根据您提供的日志信息,您的 observer 服务启动失败,并且错误日志中显示了 -4016 的错误码,这通常意味着遇到了内部错误。根据文档库中的信息,错误码 -4016 表示内部错误,具体原因可能是多种情况引起的,如配置问题、系统资源不足或其他内部组件异常等 [1]

从您提供的日志来看,错误主要发生在 notify_scan_finished_ 方法调用时,具体错误信息如下:

invalid scan_confirmed_log_cnt(ret=-4016, ret="OB_ERR_UNEXPECTED", scan_confirmed_log_cnt=586, next_ilog_id=8355, last_replay_log_id=7474, pkey={tid:1099511627983, partition_id:15, part_cnt:0})

这表明在扫描日志的过程中出现了意料之外的情况,导致了服务无法继续运行。虽然具体的错误原因没有明确指出,但是根据错误码和错误信息,可以推测可能是由于日志文件的状态不一致或者某些内部状态未能正确更新导致的。

此外,日志中还包含了其他一些警告信息,比如:

not master rootserver(ret=-4638, master_rs="172.17.151.120:2882")

这提示 observer 在启动过程中未能成功识别到主根服务器(master rootserver),这可能是集群配置问题或者是网络问题导致的。

综合以上信息,建议您采取以下措施来排查问题:

  1. 检查集群配置:确保集群配置正确无误,特别是涉及到节点间通信的部分,如 IP 地址和端口是否正确配置。

  2. 检查日志文件:确认日志文件是否完整且没有损坏。如果存在日志文件损坏的情况,可能需要修复或重建这些文件。

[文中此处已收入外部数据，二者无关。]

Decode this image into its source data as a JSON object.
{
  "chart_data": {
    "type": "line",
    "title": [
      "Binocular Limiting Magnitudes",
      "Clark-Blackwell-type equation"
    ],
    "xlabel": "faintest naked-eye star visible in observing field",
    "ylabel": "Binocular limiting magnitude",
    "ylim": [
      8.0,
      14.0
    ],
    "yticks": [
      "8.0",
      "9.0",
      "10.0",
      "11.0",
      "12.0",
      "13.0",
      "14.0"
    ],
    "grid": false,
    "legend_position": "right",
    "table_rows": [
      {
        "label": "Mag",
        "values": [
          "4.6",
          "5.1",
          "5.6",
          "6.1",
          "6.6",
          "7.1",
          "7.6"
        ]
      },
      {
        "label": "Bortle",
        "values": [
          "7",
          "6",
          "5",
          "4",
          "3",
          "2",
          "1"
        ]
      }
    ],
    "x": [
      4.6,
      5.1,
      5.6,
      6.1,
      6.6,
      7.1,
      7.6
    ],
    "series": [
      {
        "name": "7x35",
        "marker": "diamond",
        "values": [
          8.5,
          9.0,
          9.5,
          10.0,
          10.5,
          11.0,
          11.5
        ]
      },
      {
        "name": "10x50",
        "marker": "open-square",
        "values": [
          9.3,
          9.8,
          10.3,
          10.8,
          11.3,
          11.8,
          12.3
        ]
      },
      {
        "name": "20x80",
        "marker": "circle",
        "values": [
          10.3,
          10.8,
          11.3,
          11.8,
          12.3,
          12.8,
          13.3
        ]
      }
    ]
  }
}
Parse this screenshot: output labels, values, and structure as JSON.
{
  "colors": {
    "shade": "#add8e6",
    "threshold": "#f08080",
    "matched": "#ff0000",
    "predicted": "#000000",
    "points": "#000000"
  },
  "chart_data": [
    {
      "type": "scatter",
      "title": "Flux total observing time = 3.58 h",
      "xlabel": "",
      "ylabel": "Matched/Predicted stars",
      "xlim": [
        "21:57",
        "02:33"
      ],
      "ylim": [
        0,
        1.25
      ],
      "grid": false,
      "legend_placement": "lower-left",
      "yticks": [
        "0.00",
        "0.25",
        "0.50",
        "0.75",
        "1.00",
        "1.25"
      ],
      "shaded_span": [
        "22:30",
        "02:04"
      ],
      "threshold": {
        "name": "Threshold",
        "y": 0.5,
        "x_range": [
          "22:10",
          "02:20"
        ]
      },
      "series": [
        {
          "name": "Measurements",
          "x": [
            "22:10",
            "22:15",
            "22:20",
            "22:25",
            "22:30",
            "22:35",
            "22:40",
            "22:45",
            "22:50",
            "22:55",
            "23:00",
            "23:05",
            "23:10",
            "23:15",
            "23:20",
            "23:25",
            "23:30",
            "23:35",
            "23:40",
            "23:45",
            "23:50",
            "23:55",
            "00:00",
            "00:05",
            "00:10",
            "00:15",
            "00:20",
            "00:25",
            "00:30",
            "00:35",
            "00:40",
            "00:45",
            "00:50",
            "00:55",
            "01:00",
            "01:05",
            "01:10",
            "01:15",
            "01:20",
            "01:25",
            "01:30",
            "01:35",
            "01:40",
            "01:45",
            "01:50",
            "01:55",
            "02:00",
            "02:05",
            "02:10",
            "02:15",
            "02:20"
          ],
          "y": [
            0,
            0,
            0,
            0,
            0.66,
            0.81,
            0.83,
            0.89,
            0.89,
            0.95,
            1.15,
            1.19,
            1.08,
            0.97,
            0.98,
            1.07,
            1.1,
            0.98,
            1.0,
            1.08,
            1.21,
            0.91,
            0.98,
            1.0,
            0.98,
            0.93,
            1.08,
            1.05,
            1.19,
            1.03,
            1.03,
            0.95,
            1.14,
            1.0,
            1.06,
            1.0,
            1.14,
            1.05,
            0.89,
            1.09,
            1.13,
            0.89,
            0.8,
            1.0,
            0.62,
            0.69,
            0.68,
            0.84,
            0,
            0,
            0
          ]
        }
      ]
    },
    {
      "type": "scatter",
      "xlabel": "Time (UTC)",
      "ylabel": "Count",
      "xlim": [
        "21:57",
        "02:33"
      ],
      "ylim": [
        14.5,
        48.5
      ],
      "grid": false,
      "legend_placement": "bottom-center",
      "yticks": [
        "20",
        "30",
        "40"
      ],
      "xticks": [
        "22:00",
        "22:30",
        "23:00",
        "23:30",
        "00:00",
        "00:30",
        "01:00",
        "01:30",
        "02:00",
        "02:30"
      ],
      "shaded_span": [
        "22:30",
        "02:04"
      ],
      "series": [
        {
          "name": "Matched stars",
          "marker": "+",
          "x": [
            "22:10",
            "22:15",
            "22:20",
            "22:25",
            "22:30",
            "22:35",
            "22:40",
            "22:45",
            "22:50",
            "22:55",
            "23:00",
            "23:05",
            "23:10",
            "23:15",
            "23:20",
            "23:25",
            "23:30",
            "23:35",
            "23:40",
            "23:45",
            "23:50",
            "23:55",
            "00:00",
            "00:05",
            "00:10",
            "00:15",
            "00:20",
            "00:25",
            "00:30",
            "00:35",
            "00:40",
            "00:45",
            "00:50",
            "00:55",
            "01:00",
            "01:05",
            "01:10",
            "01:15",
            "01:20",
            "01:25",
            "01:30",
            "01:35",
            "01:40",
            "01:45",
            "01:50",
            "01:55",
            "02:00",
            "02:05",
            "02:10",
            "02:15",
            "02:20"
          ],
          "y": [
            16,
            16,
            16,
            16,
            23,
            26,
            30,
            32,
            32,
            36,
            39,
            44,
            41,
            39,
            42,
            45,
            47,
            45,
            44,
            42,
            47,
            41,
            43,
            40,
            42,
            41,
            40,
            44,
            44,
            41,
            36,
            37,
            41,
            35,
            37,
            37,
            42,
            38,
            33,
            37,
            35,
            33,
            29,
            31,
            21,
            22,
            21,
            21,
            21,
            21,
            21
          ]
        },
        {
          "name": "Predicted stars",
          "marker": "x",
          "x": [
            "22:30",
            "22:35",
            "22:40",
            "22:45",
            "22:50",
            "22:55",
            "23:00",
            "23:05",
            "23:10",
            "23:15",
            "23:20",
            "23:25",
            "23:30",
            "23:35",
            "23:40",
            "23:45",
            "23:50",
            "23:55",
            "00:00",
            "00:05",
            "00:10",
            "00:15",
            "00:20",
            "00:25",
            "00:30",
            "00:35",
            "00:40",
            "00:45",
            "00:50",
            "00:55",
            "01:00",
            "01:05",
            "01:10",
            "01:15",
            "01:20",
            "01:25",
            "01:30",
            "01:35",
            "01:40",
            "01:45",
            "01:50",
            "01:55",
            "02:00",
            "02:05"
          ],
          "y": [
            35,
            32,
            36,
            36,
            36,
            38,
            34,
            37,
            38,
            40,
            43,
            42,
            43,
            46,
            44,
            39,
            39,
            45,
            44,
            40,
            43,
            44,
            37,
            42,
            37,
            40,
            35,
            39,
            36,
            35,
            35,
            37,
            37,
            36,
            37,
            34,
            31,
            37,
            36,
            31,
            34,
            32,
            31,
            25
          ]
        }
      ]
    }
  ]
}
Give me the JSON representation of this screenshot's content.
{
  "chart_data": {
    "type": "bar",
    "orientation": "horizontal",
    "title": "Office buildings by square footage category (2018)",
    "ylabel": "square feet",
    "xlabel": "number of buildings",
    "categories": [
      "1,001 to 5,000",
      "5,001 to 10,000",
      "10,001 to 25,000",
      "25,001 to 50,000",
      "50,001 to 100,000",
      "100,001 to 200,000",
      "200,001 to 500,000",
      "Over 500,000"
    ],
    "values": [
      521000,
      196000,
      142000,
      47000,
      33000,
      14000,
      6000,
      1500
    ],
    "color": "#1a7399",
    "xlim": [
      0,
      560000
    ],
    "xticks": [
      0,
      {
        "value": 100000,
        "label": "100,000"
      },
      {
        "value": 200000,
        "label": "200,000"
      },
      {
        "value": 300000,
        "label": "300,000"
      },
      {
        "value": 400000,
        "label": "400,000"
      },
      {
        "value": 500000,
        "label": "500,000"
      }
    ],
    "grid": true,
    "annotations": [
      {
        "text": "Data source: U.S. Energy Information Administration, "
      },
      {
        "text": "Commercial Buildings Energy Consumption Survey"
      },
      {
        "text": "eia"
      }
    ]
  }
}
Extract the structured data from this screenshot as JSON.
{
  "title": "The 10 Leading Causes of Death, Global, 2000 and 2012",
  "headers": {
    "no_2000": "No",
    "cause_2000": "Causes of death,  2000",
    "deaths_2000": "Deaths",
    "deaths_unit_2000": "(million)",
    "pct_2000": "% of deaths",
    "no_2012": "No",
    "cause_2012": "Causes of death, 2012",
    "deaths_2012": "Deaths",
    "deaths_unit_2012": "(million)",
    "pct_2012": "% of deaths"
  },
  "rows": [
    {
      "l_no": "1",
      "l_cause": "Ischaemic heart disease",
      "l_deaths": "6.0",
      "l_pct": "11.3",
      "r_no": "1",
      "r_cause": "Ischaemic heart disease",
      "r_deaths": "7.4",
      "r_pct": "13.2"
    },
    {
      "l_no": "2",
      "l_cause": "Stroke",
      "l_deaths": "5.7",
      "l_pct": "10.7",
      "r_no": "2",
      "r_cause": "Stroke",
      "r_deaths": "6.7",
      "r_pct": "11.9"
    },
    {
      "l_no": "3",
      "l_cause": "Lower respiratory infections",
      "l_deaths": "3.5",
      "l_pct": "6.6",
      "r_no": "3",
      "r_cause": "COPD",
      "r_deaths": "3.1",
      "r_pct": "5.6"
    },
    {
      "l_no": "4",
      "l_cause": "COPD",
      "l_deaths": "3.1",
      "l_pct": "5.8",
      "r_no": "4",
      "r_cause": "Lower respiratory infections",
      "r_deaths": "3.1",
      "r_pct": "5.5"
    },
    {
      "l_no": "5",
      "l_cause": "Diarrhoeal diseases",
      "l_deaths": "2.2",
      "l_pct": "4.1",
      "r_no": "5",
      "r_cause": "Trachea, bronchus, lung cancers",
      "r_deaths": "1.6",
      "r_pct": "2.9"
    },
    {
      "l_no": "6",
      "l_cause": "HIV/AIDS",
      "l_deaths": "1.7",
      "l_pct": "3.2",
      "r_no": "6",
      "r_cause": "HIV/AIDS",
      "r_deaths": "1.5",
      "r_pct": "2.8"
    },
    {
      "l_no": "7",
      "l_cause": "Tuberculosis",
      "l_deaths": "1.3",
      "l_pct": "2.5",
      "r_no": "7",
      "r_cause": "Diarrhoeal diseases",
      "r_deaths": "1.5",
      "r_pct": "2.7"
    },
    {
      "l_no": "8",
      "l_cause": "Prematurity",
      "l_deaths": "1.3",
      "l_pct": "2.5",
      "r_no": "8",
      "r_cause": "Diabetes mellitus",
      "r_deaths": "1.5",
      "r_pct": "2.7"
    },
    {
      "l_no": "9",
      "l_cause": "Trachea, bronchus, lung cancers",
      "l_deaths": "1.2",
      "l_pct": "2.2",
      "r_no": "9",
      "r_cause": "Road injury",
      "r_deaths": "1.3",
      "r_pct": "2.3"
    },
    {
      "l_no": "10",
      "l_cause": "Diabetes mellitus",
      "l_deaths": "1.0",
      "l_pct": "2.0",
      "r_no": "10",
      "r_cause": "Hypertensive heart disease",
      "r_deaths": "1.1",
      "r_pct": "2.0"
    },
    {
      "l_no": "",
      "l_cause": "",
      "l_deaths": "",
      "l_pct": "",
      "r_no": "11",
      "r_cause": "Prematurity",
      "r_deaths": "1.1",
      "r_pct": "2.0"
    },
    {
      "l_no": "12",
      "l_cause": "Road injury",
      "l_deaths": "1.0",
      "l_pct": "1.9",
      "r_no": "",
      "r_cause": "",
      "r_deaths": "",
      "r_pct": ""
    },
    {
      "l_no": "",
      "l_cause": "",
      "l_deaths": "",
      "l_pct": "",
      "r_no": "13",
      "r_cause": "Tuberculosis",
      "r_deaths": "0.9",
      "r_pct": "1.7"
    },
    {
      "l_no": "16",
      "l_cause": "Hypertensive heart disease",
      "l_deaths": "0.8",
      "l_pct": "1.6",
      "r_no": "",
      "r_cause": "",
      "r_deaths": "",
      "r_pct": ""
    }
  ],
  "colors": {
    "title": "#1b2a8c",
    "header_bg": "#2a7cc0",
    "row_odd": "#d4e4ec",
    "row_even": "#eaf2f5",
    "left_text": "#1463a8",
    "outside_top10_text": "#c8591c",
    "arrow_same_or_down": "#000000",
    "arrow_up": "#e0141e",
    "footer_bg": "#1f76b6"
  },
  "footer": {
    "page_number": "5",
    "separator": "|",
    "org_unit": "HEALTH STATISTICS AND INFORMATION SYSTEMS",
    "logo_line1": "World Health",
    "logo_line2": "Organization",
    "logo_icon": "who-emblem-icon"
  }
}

  3. 网络连通性:确保 observer 节点能够正常与其他节点通信,特别是主根服务器。

  4. 联系技术支持:由于 -4016 错误码通常表示内部错误,可能需要更深入的技术分析才能确定具体原因。建议联系 OceanBase 的技术支持团队以获得进一步的帮助。

如果您已经尝试过上述步骤但仍无法解决问题,建议使用 obdiag 工具收集详细的诊断信息,并联系 OceanBase 的技术支持团队进行进一步分析。

更多信息请查看:

  1. 4000 ~ 4499
  2. 0001 ~ 3999

这个小助手还是有点用啊,我看了日志感觉像是clog被删除了。。符合提到的第二点 :face_with_peeking_eye:
建议看看CLOG目录的文件还在不在

应该是 迭代 Clog 文件出错,这通常是由于 Clog 文件本身出了问题 看一下日志目录 发一下这段时间observer.log日志 尽量发全
3.x社区版 目前也不维护了 建议使用ob4.2.1.X的版本 是长期维护的版本